Kamis, 5 Oktober 2017 Kedeputian Ilmu Pengetahuan Sosial dan Kemanusiaan (IPSK) LIPI bekerjasama dengan Unit Kerja Presiden Pembinaan Ideologi Pancasila (UKP PIP) menggelar seminar bertajuk Aktualisasi Nilai-nilai Pancasila dan Konteks Kekinian yang merupakan salah satu refleksi peringatan Hari Kesaktian Pancasila.
Hadir dalam diskusi ini tiga narasumber yaitu Dr. Anthony Budiawan (Kwik Kian Gie School of Businees), Dr. Yudi Latif (Kepala UKP PIP), Daniel Dhakidae (Prisma), dan Refly Harun, SH, MH, LL.M (Pakar Hukum Tata Negara). Jalannya diskusi dipandu oleh Peneliti LIPI yang juga saat ini menjabat sebagai Deputi UKP PIP Bidang Pengkajian dan Materi, Dr. Anas Saidi.
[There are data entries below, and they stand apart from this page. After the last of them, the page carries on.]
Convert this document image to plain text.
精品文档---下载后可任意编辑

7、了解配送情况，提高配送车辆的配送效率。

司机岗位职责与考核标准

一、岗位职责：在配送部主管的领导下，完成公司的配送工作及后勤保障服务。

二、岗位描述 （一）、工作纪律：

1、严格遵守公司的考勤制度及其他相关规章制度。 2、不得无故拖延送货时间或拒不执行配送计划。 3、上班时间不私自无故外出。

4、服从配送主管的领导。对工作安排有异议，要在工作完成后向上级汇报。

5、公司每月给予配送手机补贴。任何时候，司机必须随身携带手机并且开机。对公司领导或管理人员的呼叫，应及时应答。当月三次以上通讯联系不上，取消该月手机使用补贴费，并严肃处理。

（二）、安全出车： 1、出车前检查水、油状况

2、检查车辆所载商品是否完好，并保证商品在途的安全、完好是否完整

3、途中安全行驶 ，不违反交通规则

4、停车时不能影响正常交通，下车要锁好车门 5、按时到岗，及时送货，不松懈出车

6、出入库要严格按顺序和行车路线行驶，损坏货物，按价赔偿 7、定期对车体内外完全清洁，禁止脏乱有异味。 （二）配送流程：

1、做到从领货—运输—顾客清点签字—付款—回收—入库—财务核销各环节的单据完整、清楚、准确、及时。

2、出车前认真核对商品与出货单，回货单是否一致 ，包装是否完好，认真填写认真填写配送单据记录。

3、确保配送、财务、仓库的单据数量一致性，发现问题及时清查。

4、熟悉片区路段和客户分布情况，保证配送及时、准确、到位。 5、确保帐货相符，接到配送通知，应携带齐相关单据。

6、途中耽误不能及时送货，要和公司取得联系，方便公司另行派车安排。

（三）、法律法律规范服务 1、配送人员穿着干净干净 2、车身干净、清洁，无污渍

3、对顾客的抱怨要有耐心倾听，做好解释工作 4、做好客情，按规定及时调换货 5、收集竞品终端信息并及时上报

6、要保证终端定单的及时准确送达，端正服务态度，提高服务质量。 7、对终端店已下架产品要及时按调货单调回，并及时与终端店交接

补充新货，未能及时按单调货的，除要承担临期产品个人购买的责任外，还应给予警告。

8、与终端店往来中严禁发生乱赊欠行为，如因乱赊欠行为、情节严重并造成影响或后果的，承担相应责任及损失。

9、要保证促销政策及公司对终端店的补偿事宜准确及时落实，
Kegiatan ini dibuka oleh Deputi IPSK LIPI Dr. Tri Nuke Pudjiastuti. Ia menyatakan bahwa membicarakan Pancasila sama juga dengan membicarakan Indonesia. Menurutnya, jangan sampai Pancasila hanya dianggap sebagai ritual semata. Nuke melanjutkan bahwa LIPI menyambut baik kerjasama dengan UKP PIP sebab ini menjadi bagian penting dari merawat fondasi dasar negara dan semoga Indonesia menjadi rumah besar yang mengayomi setiap warganya. Ia pun berharap agar hasil diskusi pagi ini tidak hanya menjadi wacana semata dan juga agar kerjasama antara LIPI dengan UKP PIP dapat terus dilaksanakan.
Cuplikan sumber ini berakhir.